In the article series Sound and Vision we take a look at music videos from notable directors. This week: several music videos by Jacques Audiard.
Jacques Audiard's newest film, Emilia Pérez will be released this week in cinemas and soon on Netflix. A darling at the Cannes Film Festival, and a probable oscar-contender, the film might seem like an odd fit for Audiard, since it's a full blown musical. But while Audiard is mostly known for his gritty humanist dramas, like Dheepan, Un Prophéte (A Prophet), De Rouille et d'Os (Rust and Bone) and De Battre Mon Coeur s'Est Arrêté (The Beat That My Heart Skipped), there has been a droll sense of humor to his films before (The Sisters Brothers), some magical realist touches (especially in A Prophet) and a focus on music (The Beat That My Heart Skipped). And yes, early on Audiard has directed a few music videos.
Before he launched his current sense of style with The Beat That My Heart Skipped, Audiard was quite well known in his native country of France as a screenwriter. He made two movies in the mid-nineties that are all but forgotten. After those two early outings he made three music videos that in their own way all show promise of things to come. The first of those, Noir Désir's Comme El Vient (below), shows Audiard's visions of life through and through. As a filmmaker he is interested in what divides and connects us, making films about very specific subcultures (like prison life in A Prophet) and cultures (Sri Lankan immigrants in France in Dheepan). He finds universality in those specific stories. In Rust and Bone he lets two very different people, a street boxer and an orca trainer fall for each other. Audiard's work, in other words, is deeply humanist, trying to find the connections between people even if there are barriers. In the music video for Comme El Vient, he had two barriers set up for me personally, making a music video entirely in sign language, interpreting the lyrics to a French-language song. I don't speak sign language, nor am I fluent in French. But the powerful imagery and the emotion comes across nonetheless. I connected to it.

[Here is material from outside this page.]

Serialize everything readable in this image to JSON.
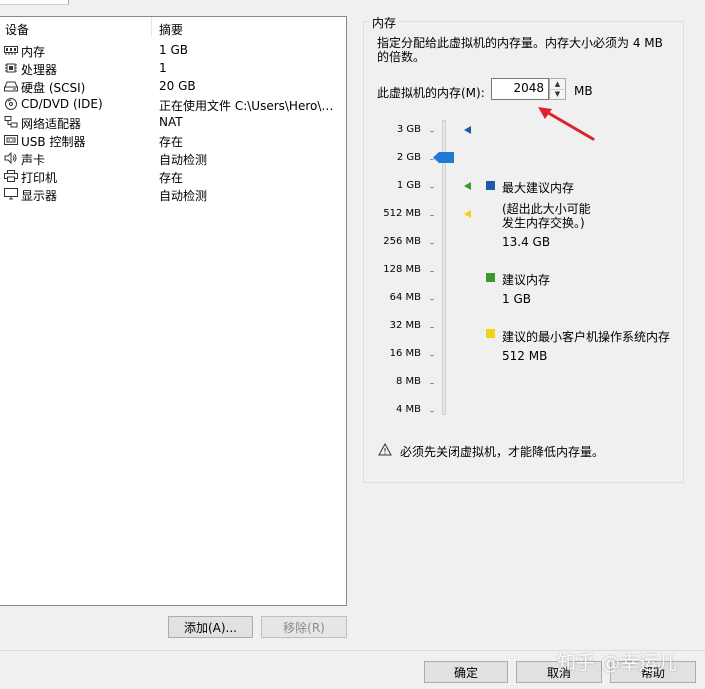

The music video for Alain Bashung's La Nuit Je Mens (also below) shows of Audiard's gritty realistic side, setting a video inside a bathroom, and showing both the performer and several women through a static viewpoint outside of the room. The women, in various states of undress, are not glossed-up, nor seem aware of the camera. There is a low-key beauty to the unpolished look of the video. But it can also be viewed as creepily voyeuristic, an accusation Audiard has had directed against him before, especially with the polyamory pic Les Olympiades.
The last video shows off some of Audiards absurdist humor and magical-realist imagery. Louise Attaque's Ton Invitation (finally below) starts out as a slightly comical fight between a man and a woman, which turns realistically and uncomfortably violent very quickly afterwards. But then the fantasy takes over, and the lovers' quarrel turns into a Luchadore-fight. Before we know it we are literally in the ring, the living room being replaced by ropes and a canvas, including a referee. It's the kind of dryly witty exaggeration that Audiard would only return to in a few moments in his career (especially in the ghost-scenes in A Prophet and some of the more deconstructionist tendencies in The Sisters Brothers). But his new film Emilia Peréz, which at the time of writing I haven't seen yet, is supposed to be quite wild for Audiard's standards. We might think we know Audiard, but he keeps moving in interesting and surprising directions, while also having established a very clear tone of voice and style all his own. That is rare and should be cherished.